[ROK] Investors in DPRK take huge hits; interest in FDI plummets

Institute for Far Eastern Studies (IFES)
NK Brief No. 10-10-18-1
10/18/2010

The majority of joint ventures investing in North Korea have suffered significant losses since the South Korean government began to enforce sanctions as a result of the sinking of the ROKS Cheonan. On average, companies have incurred losses of almost one billion won, and most companies are no longer interested in investing in the North.

According to the Korea Chamber of Commerce and Industry, a survey of 500 companies (200 inter-Korean economic cooperative schemes and 300 other companies involved in business with the North) showed that 93.9 percent of respondents said they had suffered losses due to trade restrictions put in place due to the Cheonan incident, while 66.5 percent responded that they faced “financial difficulty” due to the sanctions. The companies have suffered an average of 974 million won in losses.

Investment and operational losses due to the ‘all stop’ order from the government amounted to 51.9 percent of losses reported, while 26 percent of respondents pointed to a reduction in orders and 22.1 percent blamed an increase in transportation and other associated costs. One company importing anthracite from the North turned to China, Vietnam, Russia, and other vendors after inter-Korean trade was restricted, but due to each country’s efforts to secure its own natural resources, this year’s sales are expected to be more than 10 billion won less than that seen last year.

Another company, investing in textiles, was strategically producing hand-made works in a North Korean factory, but now production has come to a halt and it may not be able to deliver goods it has produced. A source from the factory stated, “Personnel and raw material expenses in China, Vietnam, and other countries mean that profit margins will be minimal, and there is no alternative.” The same source also stated, “Special funds were distributed from the government, but [companies] are concerned about how long they can hold out.”
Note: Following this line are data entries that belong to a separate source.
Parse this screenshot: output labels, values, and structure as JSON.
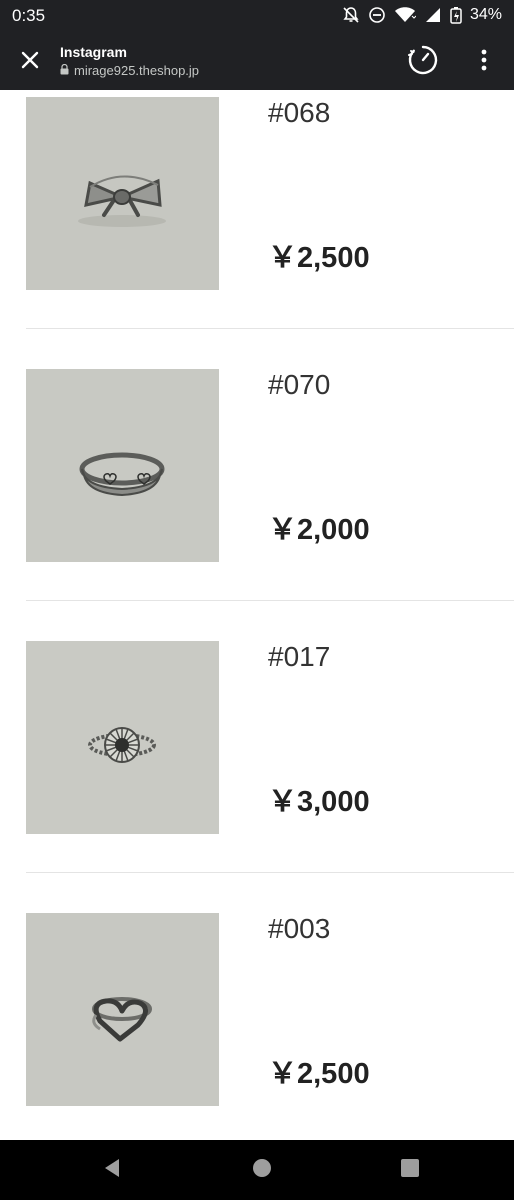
{
  "status_bar": {
    "time": "0:35",
    "battery": "34%",
    "icons": [
      "notifications-off-icon",
      "do-not-disturb-icon",
      "wifi-icon",
      "signal-icon",
      "battery-charging-icon"
    ]
  },
  "toolbar": {
    "title": "Instagram",
    "url": "mirage925.theshop.jp",
    "icons": [
      "close-icon",
      "lock-icon",
      "speed-gauge-icon",
      "more-vert-icon"
    ]
  },
  "products": [
    {
      "code": "#068",
      "price": "￥2,500",
      "image": "bow-ring"
    },
    {
      "code": "#070",
      "price": "￥2,000",
      "image": "heart-engraved-band-ring"
    },
    {
      "code": "#017",
      "price": "￥3,000",
      "image": "daisy-ring"
    },
    {
      "code": "#003",
      "price": "￥2,500",
      "image": "open-heart-ring"
    }
  ],
  "nav_bar": {
    "icons": [
      "back-icon",
      "home-icon",
      "recents-icon"
    ]
  },
  "colors": {
    "system_bar": "#202124",
    "nav_bar": "#000000",
    "photo_background": "#c7c8c2",
    "text_dark": "#222222"
  }
}
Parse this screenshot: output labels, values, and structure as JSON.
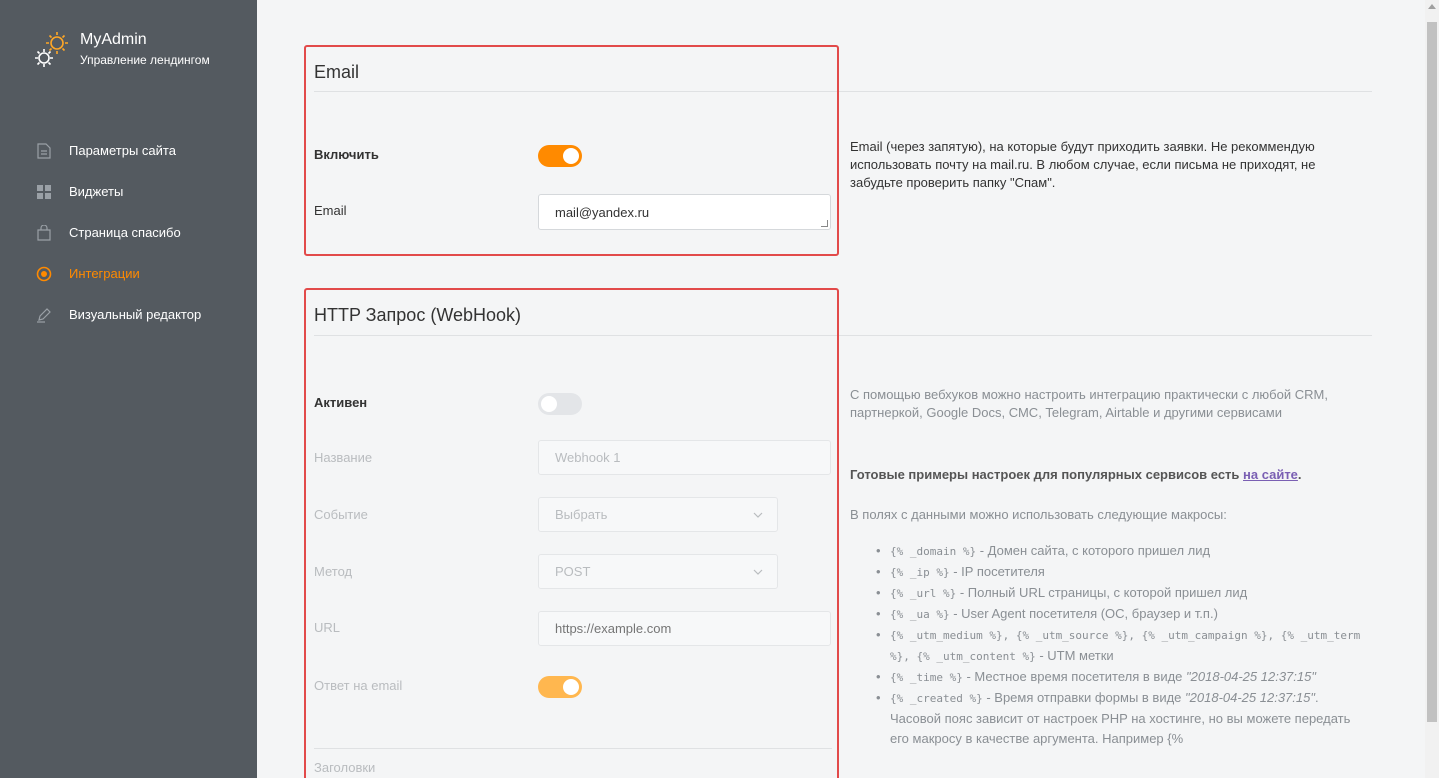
{
  "brand": {
    "name": "MyAdmin",
    "subtitle": "Управление лендингом",
    "icon": "gears-icon"
  },
  "nav": {
    "items": [
      {
        "label": "Параметры сайта",
        "icon": "document-icon"
      },
      {
        "label": "Виджеты",
        "icon": "grid-icon"
      },
      {
        "label": "Страница спасибо",
        "icon": "shopping-bag-icon"
      },
      {
        "label": "Интеграции",
        "icon": "integration-icon",
        "active": true
      },
      {
        "label": "Визуальный редактор",
        "icon": "pencil-icon"
      }
    ]
  },
  "email_section": {
    "title": "Email",
    "enable_label": "Включить",
    "enable_on": true,
    "email_label": "Email",
    "email_value": "mail@yandex.ru",
    "help": "Email (через запятую), на которые будут приходить заявки. Не рекоммендую использовать почту на mail.ru. В любом случае, если письма не приходят, не забудьте проверить папку \"Спам\"."
  },
  "webhook_section": {
    "title": "HTTP Запрос (WebHook)",
    "active_label": "Активен",
    "active_on": false,
    "name_label": "Название",
    "name_value": "Webhook 1",
    "event_label": "Событие",
    "event_value": "Выбрать",
    "method_label": "Метод",
    "method_value": "POST",
    "url_label": "URL",
    "url_placeholder": "https://example.com",
    "reply_label": "Ответ на email",
    "reply_on": true,
    "headers_label": "Заголовки",
    "help_intro": "С помощью вебхуков можно настроить интеграцию практически с любой CRM, партнеркой, Google Docs, СМС, Telegram, Airtable и другими сервисами",
    "help_examples_text": "Готовые примеры настроек для популярных сервисов есть ",
    "help_examples_link": "на сайте",
    "help_examples_end": ".",
    "help_macros_intro": "В полях с данными можно использовать следующие макросы:",
    "macros": [
      {
        "code": "{% _domain %}",
        "text": " - Домен сайта, с которого пришел лид"
      },
      {
        "code": "{% _ip %}",
        "text": " - IP посетителя"
      },
      {
        "code": "{% _url %}",
        "text": " - Полный URL страницы, с которой пришел лид"
      },
      {
        "code": "{% _ua %}",
        "text": " - User Agent посетителя (ОС, браузер и т.п.)"
      },
      {
        "code": "{% _utm_medium %}, {% _utm_source %}, {% _utm_campaign %}, {% _utm_term %}, {% _utm_content %}",
        "text": " - UTM метки"
      },
      {
        "code": "{% _time %}",
        "text": " - Местное время посетителя в виде ",
        "em": "\"2018-04-25 12:37:15\""
      },
      {
        "code": "{% _created %}",
        "text": " - Время отправки формы в виде ",
        "em": "\"2018-04-25 12:37:15\"",
        "tail": ". Часовой пояс зависит от настроек PHP на хостинге, но вы можете передать его макросу в качестве аргумента. Например {%"
      }
    ]
  },
  "colors": {
    "accent": "#ff8a00",
    "sidebar": "#545a60",
    "highlight": "#e24a4a"
  }
}
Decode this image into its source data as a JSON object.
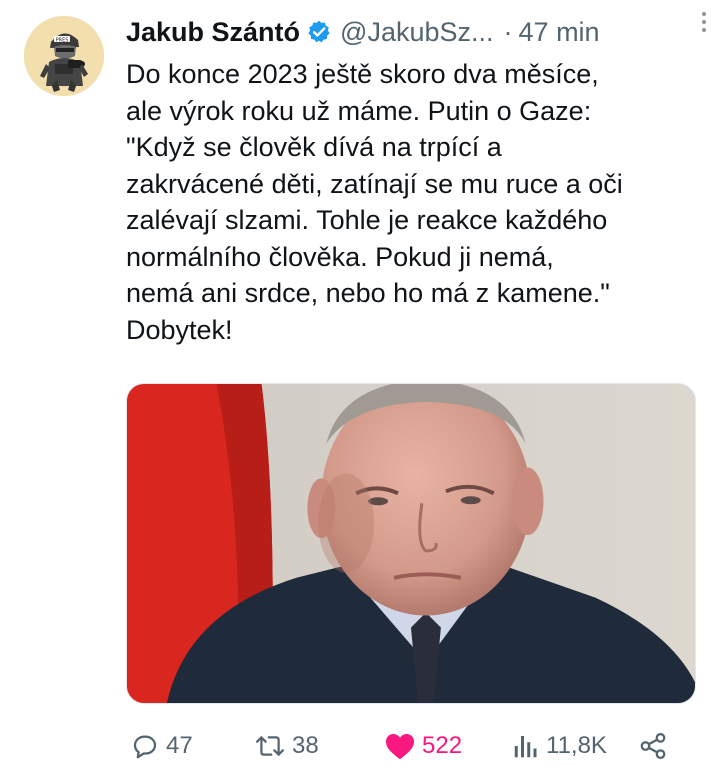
{
  "author": {
    "name": "Jakub Szántó",
    "handle": "@JakubSz...",
    "verified": true,
    "avatar_icon": "avatar-soldier-illustration"
  },
  "meta": {
    "separator": "·",
    "time": "47 min"
  },
  "tweet": {
    "lines": [
      "Do konce 2023 ještě skoro dva měsíce,",
      "ale výrok roku už máme. Putin o Gaze:",
      "\"Když se člověk dívá na trpící a",
      "zakrvácené děti, zatínají se mu ruce a oči",
      "zalévají slzami. Tohle je reakce každého",
      "normálního člověka. Pokud ji nemá,",
      "nemá ani srdce, nebo ho má z kamene.\"",
      "Dobytek!"
    ]
  },
  "media": {
    "type": "photo"
  },
  "actions": {
    "replies": "47",
    "retweets": "38",
    "likes": "522",
    "views": "11,8K",
    "liked": true
  },
  "colors": {
    "text": "#0f1419",
    "secondary": "#536471",
    "verified": "#1d9bf0",
    "like": "#f91880"
  },
  "icons": {
    "more": "more-dots-icon",
    "reply": "reply-icon",
    "retweet": "retweet-icon",
    "like": "heart-icon",
    "views": "views-icon",
    "share": "share-icon"
  }
}
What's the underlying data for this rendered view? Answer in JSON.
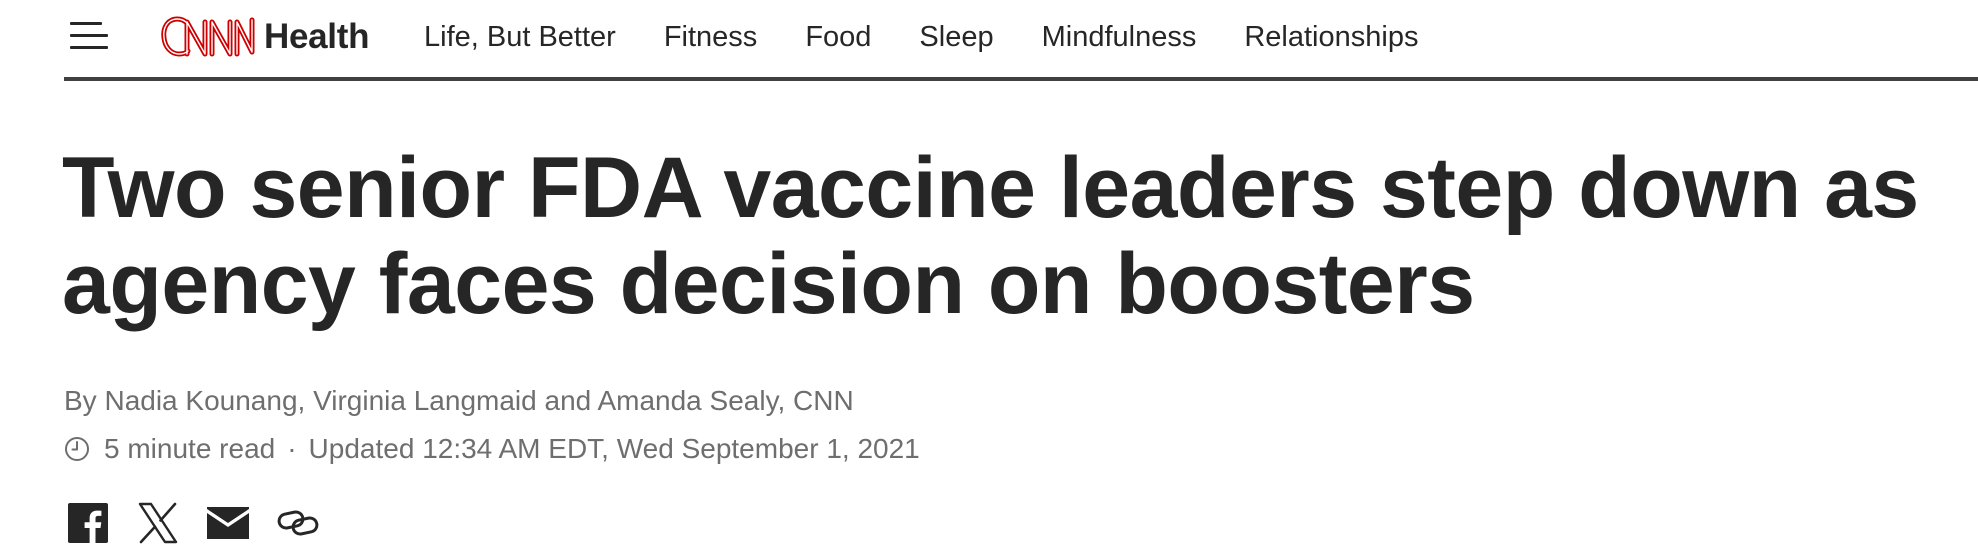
{
  "header": {
    "logo": {
      "brand": "CNN",
      "section": "Health",
      "brand_color": "#cc0000"
    },
    "nav_items": [
      {
        "label": "Life, But Better"
      },
      {
        "label": "Fitness"
      },
      {
        "label": "Food"
      },
      {
        "label": "Sleep"
      },
      {
        "label": "Mindfulness"
      },
      {
        "label": "Relationships"
      }
    ]
  },
  "article": {
    "headline_line1": "Two senior FDA vaccine leaders step down as",
    "headline_line2": "agency faces decision on boosters",
    "byline_prefix": "By ",
    "authors": [
      {
        "name": "Nadia Kounang"
      },
      {
        "name": "Virginia Langmaid"
      },
      {
        "name": "Amanda Sealy"
      }
    ],
    "byline_sep1": ", ",
    "byline_sep2": " and ",
    "byline_suffix": ", CNN",
    "read_time": "5 minute read",
    "meta_separator": "·",
    "updated": "Updated 12:34 AM EDT, Wed September 1, 2021"
  },
  "share": {
    "buttons": [
      {
        "icon": "facebook-icon"
      },
      {
        "icon": "x-icon"
      },
      {
        "icon": "email-icon"
      },
      {
        "icon": "link-icon"
      }
    ]
  },
  "colors": {
    "text": "#262626",
    "muted": "#6e6e6e",
    "rule": "#404040",
    "brand_red": "#cc0000"
  }
}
As companies invested in North Korea suffer losses in the wake of the Cheonan incident, interest in North Korea investment opportunities is also waning. 82.7 percent of responding companies believe that “even if economic cooperation was normalized, there would be no new investments or continuation of existing projects,” and 76.9 percent of respondents believed that “because of the uncertainty of the North Korean system” non-economic issues would dampen investment enthusiasm. 13.7 percent stated that difficulties with transportation and other infrastructure issues would discourage investment, and 9.4 percent of respondents answered, “North Korean authorities’…interference and restrictions” would turn away foreign investors.

Among those businesses not involved in cooperative economic ventures, 41.5 percent pointed to “North Korea’s overall reform and opening,” while 22.2 percent chose “guaranteeing the security of investments and expanding domestic SOC” as being necessary to propel investment in North Korea. Another 19.7 percent answered, “security issues like North Korean denuclearization” were necessary for improvement in the investment environment.

Many also voiced concerns over the ongoing ban on inter-Korean exchanges. When asked about the impact on business if sanctions against the North were to continue, 5.18 percent of respondents stated, “opportunities for foreign investors will suffer,” while 25.6 percent responded that the North’s economic reliance on China would grow, and 22.6 percent feared that the national image would suffer due to an increase in the security risk.

63.6 percent of respondents call for strengthened protection for investors, including protection against losses as well as guarantees on operational freedoms. 20.1 percent called for easing restrictions on businesses in the Kaesong Industrial Complex, and 16.3 percent pointed to the need for more monetary support.

Even after the government’s announcement halting inter-Korean exchanges on May 24, , inter-Korean trade worth approximately 80 million USD (90 billion won) was recorded due to a number of goods with special exceptions. 639 different cases of imported goods manufactured from raw materials or parts sent to the North prior to the May 24 restrictions amounted to 31.15 million USD, while 269 cases of pre-ordered exports amounted to just over 49 million USD.

This survey was conducted from August 12 to September 1, calling or faxing 200 companies invested in inter-Korean cooperative schemes and 300 of the 1000 companies involved in sales.